Antifa groups have no formal structure or national leadership. Instead they rely on local organizations like By Any Means Necessary, which originated in Detroit, and Rose City Antifa, in Portland, Ore., to engage people in direct action: anything from pressuring venues to cancel events held by white nationalist groups to tracking and exposing racists and neo-Nazis both on- and offline.
But the disruptive presence of antifa at these groups’ public gatherings has drawn the most attention – and criticism. Anarchists, who make up the bulk of antifa affiliates, tend to see the state and its structures as vehicles for oppression. To them, it’s more the streets and less Congress or the courts that serve as a crucial battleground against racist and fascist forces. That kind of thinking, analysts say, can – and sometimes does – lead to physical conflict.

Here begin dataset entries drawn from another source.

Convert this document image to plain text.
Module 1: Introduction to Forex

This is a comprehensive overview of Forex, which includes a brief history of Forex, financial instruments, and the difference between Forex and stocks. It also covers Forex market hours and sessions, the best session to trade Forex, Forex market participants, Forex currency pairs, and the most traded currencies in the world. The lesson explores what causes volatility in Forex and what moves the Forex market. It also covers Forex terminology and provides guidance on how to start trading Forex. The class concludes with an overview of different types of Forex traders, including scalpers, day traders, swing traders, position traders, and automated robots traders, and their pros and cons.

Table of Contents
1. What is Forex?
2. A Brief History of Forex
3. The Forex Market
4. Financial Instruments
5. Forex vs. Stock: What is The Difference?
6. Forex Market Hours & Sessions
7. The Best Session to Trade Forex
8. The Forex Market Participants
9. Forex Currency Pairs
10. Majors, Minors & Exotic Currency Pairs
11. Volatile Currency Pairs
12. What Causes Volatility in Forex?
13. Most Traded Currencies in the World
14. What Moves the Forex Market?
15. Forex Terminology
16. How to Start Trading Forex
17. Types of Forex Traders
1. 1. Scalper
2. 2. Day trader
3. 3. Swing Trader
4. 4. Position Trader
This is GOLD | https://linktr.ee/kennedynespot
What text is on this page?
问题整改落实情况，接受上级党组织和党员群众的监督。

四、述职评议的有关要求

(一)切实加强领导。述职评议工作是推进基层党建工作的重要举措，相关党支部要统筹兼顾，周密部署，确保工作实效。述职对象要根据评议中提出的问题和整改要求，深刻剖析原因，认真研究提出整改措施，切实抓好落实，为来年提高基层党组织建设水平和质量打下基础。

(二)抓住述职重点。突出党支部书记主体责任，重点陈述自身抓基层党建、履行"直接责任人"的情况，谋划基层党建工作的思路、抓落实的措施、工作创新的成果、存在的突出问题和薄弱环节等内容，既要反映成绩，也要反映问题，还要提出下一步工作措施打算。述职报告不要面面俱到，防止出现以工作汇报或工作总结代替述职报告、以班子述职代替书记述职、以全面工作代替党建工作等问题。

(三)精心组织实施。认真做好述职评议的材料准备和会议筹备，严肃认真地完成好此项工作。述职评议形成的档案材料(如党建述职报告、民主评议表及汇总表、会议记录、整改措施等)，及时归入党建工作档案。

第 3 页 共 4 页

Q: Does this mean the left is becoming more violent?
Not so fast. Many experts warn against conflating “the left” with antifa groups. While the antifa catalog of opposition is broad enough to resonate with progressives who don’t condone violence, even as self-defense, antifa groups make up only a small sliver of progressives and liberals, says Jody Armour, a University of Southern California professor who specializes in race, social justice, and the law.
Even if the focus were narrowed to antifa and the far left, the claim of growing violence still lacks weight, adds Pitcavage at ADL. If anything, he says, violence from the militant left is down from the 20-year period between 1965 and 1985, when groups like the Earth Liberation Front and the Symbionese Liberation Army engaged in brutal attacks and bank robberies. From 2007 to 2016, 372 people were killed by domestic extremists of all stripes, according to ADL data. Of those, only 2 percent were victims of leftist extremists, compared with 74 percent at the hands of right-wing extremists. “Zero were killed by the antifa specifically,” Pitcavage says.
None of this is meant to condone or excuse assault or other forms of violence that antifa groups employ, he and others say. And it is crucial that America remain a place where people of opposing – and even abhorrent – beliefs are able to express them without fear of violence or censorship, Professor Armour says. Which is why the idea of rationalizing violence as a necessary defense against hate can be problematic, he says. “If you start saying that, then self-defense can be used to justify anything.”
But others note it’s also important to distinguish between those who would revive Nazism or call for the return of a predominantly white America, and groups opposing them – even if the tactics the latter employ are questionable. White nationalists’ “vision of democracy is Jim Crow Alabama,” says Cathy Schneider, who teaches urban politics and comparative social movements at American University in Washington. “But I think that [antifa is] not thinking carefully enough about the long-term solution. You’re not going to win a battle in the streets.”